Sa Che Geomanzia Tibetana

Sa Che e Medicina Tradizionale Tibetana

SOWA RIGPA

Il Sa Che fa parte della medicina tibetana, nella quale appare come un’arte naturale, applicabile alla vita quotidiana, al comportamento e allo stile di vita. Si usa per ottenere felicità e una lunga vita, così come per la prevenzione dalle influenze negative. La geomanzia tibetana si applica anche per curare o alleviare i disturbi fisici, energetici e mentali.
Sowa Rigpa è la Medicina Tradizionale Tibetana (MTT), la scienza medica del Tibet. E’ paragonata metaforicamente a un grande giardino. Di solito è rappresentata con l’immagine di tre alberi.
Nella medicina tradizionale tibetana, piante come le erbe, gli arbusti e gli alberi svolgono un ruolo importante. Il concetto principale è che un essere umano sano è come un albero sano: un albero ha bisogno di aria pura, acqua fresca e pulita, luce e spazi adeguati, affinché possa mantenersi in salute e lo stesso principio si applica anche agli esseri umani: ogni persona ha bisogno degli stessi elementi per conservare la propria salute in equilibrio.
Tradizionalmente lo studio convezionale e completo della medicina tibetana comprende non meno di novantanove “alberi della conoscenza” che vengono studiati gradualmente in modo sequenziale. Di solito servono dodici anni per imparare il sistema completo della MTT, con tutti i suoi principi teorici ed esercizi pratici. Al contrario, invece nei sistemi educativi più moderni come quelli utilizzati in India e nel Tibet, dove l’accento è nella parte teorica, in genere richiedono solo cinque anni.
Per il Sa Che, che è parte della MTT, solo i primi tre alberi sono rilevanti.

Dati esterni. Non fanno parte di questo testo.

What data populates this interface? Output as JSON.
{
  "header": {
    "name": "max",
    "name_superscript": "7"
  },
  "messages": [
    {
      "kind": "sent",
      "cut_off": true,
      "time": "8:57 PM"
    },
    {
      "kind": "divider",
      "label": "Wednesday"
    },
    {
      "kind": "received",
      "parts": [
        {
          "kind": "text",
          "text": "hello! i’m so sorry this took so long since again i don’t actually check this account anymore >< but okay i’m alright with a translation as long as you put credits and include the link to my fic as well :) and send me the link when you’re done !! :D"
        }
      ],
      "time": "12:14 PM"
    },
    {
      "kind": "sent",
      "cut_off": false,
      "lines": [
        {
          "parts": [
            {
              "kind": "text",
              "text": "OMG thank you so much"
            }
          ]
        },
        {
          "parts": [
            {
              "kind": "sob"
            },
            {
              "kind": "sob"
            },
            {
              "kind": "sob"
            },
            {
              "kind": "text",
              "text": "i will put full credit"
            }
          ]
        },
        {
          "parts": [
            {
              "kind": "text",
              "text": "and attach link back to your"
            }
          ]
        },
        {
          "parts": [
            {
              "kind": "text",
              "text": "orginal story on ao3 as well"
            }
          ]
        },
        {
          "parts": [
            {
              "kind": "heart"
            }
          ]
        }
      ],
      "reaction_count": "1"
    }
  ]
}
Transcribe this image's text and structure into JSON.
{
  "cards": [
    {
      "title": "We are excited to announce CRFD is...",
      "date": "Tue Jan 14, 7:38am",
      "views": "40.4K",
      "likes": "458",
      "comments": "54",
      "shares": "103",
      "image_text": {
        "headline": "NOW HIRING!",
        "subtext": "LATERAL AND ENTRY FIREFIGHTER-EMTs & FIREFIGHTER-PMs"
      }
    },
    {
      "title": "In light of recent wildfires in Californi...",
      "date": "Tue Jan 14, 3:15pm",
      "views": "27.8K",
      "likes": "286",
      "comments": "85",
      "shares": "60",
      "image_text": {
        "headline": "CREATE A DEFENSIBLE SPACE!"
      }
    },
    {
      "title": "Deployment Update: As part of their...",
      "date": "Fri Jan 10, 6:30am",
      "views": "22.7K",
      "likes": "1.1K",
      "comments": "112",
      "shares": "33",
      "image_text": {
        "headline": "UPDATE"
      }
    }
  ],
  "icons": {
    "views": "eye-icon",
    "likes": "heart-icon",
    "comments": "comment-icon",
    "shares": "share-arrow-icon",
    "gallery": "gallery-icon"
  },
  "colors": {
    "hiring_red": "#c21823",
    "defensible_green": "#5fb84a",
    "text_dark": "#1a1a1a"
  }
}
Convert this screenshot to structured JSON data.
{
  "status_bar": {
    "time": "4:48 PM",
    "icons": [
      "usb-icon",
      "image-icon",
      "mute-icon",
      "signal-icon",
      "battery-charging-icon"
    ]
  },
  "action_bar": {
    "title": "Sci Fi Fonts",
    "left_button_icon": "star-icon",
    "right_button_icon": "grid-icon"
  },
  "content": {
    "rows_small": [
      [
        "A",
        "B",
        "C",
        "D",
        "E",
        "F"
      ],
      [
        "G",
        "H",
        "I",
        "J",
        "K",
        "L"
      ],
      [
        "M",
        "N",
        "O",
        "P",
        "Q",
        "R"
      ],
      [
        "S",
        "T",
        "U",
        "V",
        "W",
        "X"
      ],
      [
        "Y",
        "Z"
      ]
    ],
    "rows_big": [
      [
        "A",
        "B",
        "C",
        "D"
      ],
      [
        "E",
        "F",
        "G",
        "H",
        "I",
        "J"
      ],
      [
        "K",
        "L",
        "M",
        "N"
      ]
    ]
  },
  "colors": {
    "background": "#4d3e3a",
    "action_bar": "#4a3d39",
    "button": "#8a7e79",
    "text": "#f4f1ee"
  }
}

Il primo albero descrive la condizione generale ed è formato da due tronchi, nel primo tronco è rappresentato lo stato di salute della persona sana nella quale il corpo, l’energia e la mente sono in equilibrio. Il termine energia in questo contesto è riferito al principio psicofisico dell’energia vitale. Tale energia proviene dai cinque elementi: spazio, aria, fuoco, acqua e terra che, a loro volta, vengono divisi in tre qualità o energie. Queste energie sono il Vento (rlung), la Bile (mkhrispa) e la Flemma (badkan). Il Vento deriva dall’elemento aria e ha la qualità del movimento della crescita e dello sviluppo, la Bile deriva dall’elemento fuoco e rappresenta la velocità e il calore che a sua volta porta a maturazione e la Flemma derivante dagli elementi acqua e terra, racchiude la qualità della coesione (acqua) e della stabilità e consistenza (terra). Queste tre qualità, conosciute come gli Umori (Nyepa) o energie interne sono associati a diverse funzioni del nostro corpo e si possono dividere in due nature: fredda (vento e flemma) e calda (bile).
Quindi nel primo tronco è rappresentato lo stato di salute, l’analisi e l’equilibrio delle diverse energie, nel secondo tronco sono descritti i tipi e le cause dello squilibrio.
Tutte le malattie sono l’effetto di comportamenti scorretti che essenzialmente sono riconducibili a due categorie: le cause primarie e le cause secondarie.
Analizzando le cause della malattia e agendo contro le cause dello squilibrio, è possibile tornare al primo tronco, che è uno stato di equilibrio del corpo, dell’energia e della mente.

Il secondo albero è quello della diagnosi. Ha tre tronchi:
Osservazione, Palpazione e Anamnesi

Il terzo tronco è l’albero del trattamento. Nella MTT i metodi di trattamento si dividono in quattro categorie di base.
Dieta terapeutica, Stile di vita (individuale, sociale, stagionale, occasionale e spirituale), Medicamenti e Applicazione di terapie esterne

Secondo la tradizione tibetana, il Sa Che può essere considerato come metodo per migliorare lo stile di vita. Il concetto di stile di vita è importante perchè può contribuire alla malattia, ma se si conoscono i metodi per migliorarlo, da ciò si può risalire alle cause della malattia e piantare le radici di una buona salute. Il Sa Che è incluso nelle pratiche dello stile di vita individuale, come migliorare il proprio spazio vitale, il tempo e i modi di gestirlo in relazione con gli altri e il proprio corpo.